Inceneritore: clamorosa nuova bocciatura

Il Tar del Lazio rinvia alla Corte di Giustizia Europea il Decreto del Governo "Sblocca Italia". Domenica 29 aprile proiezione "On the green road" al presidio della Piana Fiorentina


Un'ordinanza del Tar del Lazio, emessa il 24 Aprile 2018 mette in discussione la politica di gestione dei rifiuti dello Sblocca Italia che puntava sugli inceneritori. Il Tar Lazio sospende il giudizio in merito al ricorso presentato da associazione VAS e altre sigle ambientaliste contro la presidenza del consiglio dei ministri e chiama la corte di giustizia dell'unione europea a rispondere in merito a presunte incompatibilità tra il dpcm su art.35 dello Sblocca italia e la normativa comunitaria. Il computo del fabbisogno nazionale residuo di incenerimento, il potenziamento degli impianti di incenerimento in essere e la localizzazione regionale dei nuovi impianti di incenerimento e la loro definizione come infrastrutture e insediamenti di preminente interesse nazionale sono tutti aspetti del dpcm che possono porsi in violazione della normativa comunitaria perché:

  1. analogo riconoscimento non è stato esteso dal dpcm agli altri impianti volti al trattamento dei rifiuti ai fini di riciclo e riuso, nonostante la loro preminenza nella gerarchia rifiuti richiamata nella direttiva 2008/98/CE;
  2. sono valutazioni che hanno un impatto sull'ambiente e che vengono sottratte all'esame degli organi regionali e locali. Sorge quindi il dubbio di conformità alla direttiva 2001/42/CE sul fatto che non potranno essere ridiscusse nei relativi piani attuativi regionali né rivalutate nelle eventuali procedure di Valutazione Ambientale Strategica regionale.

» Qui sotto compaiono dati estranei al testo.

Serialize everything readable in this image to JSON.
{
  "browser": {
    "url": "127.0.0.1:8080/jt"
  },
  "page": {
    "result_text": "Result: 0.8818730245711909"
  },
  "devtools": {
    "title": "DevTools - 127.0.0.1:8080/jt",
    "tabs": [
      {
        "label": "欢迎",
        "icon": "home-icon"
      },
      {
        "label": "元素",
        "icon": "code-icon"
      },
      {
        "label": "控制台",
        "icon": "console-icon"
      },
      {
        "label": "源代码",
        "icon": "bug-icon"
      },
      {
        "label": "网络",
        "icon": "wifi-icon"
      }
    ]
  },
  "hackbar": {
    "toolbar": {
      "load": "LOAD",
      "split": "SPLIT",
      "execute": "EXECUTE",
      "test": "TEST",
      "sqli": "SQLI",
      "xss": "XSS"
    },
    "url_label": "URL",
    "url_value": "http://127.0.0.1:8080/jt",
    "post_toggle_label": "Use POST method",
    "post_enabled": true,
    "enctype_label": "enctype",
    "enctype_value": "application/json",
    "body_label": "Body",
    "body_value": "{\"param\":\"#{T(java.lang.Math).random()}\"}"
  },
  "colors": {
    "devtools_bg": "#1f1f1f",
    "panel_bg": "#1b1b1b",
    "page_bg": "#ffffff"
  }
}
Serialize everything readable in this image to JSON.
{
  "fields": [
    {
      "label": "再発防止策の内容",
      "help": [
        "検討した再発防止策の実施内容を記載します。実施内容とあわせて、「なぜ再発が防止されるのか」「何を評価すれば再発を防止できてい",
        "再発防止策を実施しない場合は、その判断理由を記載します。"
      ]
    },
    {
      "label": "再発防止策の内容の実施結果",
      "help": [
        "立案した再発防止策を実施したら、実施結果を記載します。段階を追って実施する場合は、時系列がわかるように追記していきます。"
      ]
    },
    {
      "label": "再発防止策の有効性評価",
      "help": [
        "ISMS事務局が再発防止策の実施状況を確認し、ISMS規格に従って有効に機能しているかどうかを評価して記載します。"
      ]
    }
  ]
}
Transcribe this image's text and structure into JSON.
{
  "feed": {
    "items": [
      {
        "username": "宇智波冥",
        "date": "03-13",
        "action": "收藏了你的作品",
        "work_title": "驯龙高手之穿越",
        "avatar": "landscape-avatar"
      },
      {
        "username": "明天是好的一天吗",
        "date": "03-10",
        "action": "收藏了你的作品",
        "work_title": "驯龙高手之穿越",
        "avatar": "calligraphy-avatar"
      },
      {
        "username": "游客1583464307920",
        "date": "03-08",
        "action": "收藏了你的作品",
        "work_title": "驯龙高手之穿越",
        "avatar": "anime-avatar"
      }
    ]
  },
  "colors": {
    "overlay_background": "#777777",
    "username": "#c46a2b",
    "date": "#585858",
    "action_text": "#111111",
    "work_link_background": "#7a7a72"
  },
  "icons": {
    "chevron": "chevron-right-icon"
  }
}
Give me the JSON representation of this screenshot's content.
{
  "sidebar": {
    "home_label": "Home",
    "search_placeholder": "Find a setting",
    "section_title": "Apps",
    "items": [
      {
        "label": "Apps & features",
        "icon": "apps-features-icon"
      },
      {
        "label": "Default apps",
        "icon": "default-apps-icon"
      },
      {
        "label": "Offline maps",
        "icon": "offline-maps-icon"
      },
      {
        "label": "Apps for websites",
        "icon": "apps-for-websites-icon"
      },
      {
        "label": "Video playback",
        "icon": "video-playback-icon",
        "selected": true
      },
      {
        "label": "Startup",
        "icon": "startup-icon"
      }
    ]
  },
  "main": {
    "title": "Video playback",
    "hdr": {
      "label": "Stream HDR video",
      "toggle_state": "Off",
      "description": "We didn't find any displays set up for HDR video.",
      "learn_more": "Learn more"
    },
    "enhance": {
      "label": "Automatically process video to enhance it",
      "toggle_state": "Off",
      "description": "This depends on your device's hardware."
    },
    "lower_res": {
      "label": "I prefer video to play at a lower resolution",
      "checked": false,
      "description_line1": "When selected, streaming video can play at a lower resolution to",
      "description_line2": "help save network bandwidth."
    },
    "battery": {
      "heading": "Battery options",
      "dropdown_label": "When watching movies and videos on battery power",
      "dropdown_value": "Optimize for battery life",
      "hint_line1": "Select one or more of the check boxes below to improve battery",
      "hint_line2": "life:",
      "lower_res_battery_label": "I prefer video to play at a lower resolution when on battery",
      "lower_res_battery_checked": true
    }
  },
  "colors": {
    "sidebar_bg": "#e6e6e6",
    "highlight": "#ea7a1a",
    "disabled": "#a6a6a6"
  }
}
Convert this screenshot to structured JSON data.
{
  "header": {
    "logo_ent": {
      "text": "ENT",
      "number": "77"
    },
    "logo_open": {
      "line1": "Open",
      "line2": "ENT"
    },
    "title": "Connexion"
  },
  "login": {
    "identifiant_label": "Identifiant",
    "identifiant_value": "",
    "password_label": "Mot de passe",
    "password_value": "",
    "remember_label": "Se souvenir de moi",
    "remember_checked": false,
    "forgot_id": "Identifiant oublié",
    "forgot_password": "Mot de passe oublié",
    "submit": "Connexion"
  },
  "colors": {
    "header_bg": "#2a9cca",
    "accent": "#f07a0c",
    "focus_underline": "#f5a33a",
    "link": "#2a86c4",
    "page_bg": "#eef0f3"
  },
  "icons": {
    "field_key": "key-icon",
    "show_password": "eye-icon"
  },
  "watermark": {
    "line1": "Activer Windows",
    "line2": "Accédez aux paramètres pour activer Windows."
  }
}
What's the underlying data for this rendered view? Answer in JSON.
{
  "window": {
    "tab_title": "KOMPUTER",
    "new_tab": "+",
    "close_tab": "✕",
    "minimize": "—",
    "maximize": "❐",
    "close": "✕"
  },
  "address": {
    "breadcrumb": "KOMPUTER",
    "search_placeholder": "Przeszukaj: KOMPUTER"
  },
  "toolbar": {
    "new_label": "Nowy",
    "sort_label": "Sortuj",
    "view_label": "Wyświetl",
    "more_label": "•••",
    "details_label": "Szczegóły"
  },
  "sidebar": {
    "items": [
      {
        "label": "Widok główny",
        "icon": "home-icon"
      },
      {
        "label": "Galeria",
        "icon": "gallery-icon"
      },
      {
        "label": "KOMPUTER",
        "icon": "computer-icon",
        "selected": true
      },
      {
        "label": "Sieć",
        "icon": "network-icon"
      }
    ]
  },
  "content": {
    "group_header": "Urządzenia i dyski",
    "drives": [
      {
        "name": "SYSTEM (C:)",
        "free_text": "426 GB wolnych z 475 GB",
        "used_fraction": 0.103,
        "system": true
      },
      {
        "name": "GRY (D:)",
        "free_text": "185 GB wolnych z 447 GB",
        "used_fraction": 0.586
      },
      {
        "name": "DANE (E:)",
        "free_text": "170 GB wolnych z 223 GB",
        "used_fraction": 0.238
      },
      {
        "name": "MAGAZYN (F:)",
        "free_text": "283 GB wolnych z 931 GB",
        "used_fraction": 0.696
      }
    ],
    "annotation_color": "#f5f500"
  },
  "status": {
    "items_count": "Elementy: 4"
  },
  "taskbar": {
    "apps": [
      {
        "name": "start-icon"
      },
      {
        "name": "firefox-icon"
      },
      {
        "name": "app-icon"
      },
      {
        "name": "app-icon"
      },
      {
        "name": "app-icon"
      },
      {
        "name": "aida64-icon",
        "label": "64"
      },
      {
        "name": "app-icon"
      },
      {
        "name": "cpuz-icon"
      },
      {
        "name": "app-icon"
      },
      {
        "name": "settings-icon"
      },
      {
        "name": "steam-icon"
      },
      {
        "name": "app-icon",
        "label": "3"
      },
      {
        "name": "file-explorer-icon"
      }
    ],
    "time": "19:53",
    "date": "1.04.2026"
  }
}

"A questo punto ci aspettiamo analogo atto o sospensione del giudizio fino a pronunciamento della corte UE anche sul ricorso presentato da Forum ambientalista -commentano dalle Mamme No Inceneritore- Ci pare proprio che stia cambiando molto la sensibilità sul tema gestione rifiuti, e questo soprattutto grazie al duro ed incessante lavoro dei comitati di lotta radicati sul territorio. Finalmente ciò che diventa di interesse strategico comunitario e nazionale sono le politiche di riduzione, riciclo e riuso".

Il documentario On The Green Road sarà proiettato domenica 29 aprile (alle ore 21:00) al Presidio della Piana. Il progetto On The Green Road è nato da due giovani cugini appena diplomati, Simeon e Alexandre de Barral, che hanno trascorso 14 mesi in giro per il mondo in bicicletta. Viaggiando per 18.000 chilometri attraverso 26 paesi dell'Europa orientale, l’Oriente, l’Asia, e l’America Latina, hanno perseguito un solo e unico obiettivo: capire e condividere un'altra visione dell'ecologia. Dalle 20:00 apericena a sostegno del Presidio Noinc-Noaero e per la cassa di resistenza. Dalle 21:00, proiezione del documentario, e dibattito in presenza del regista.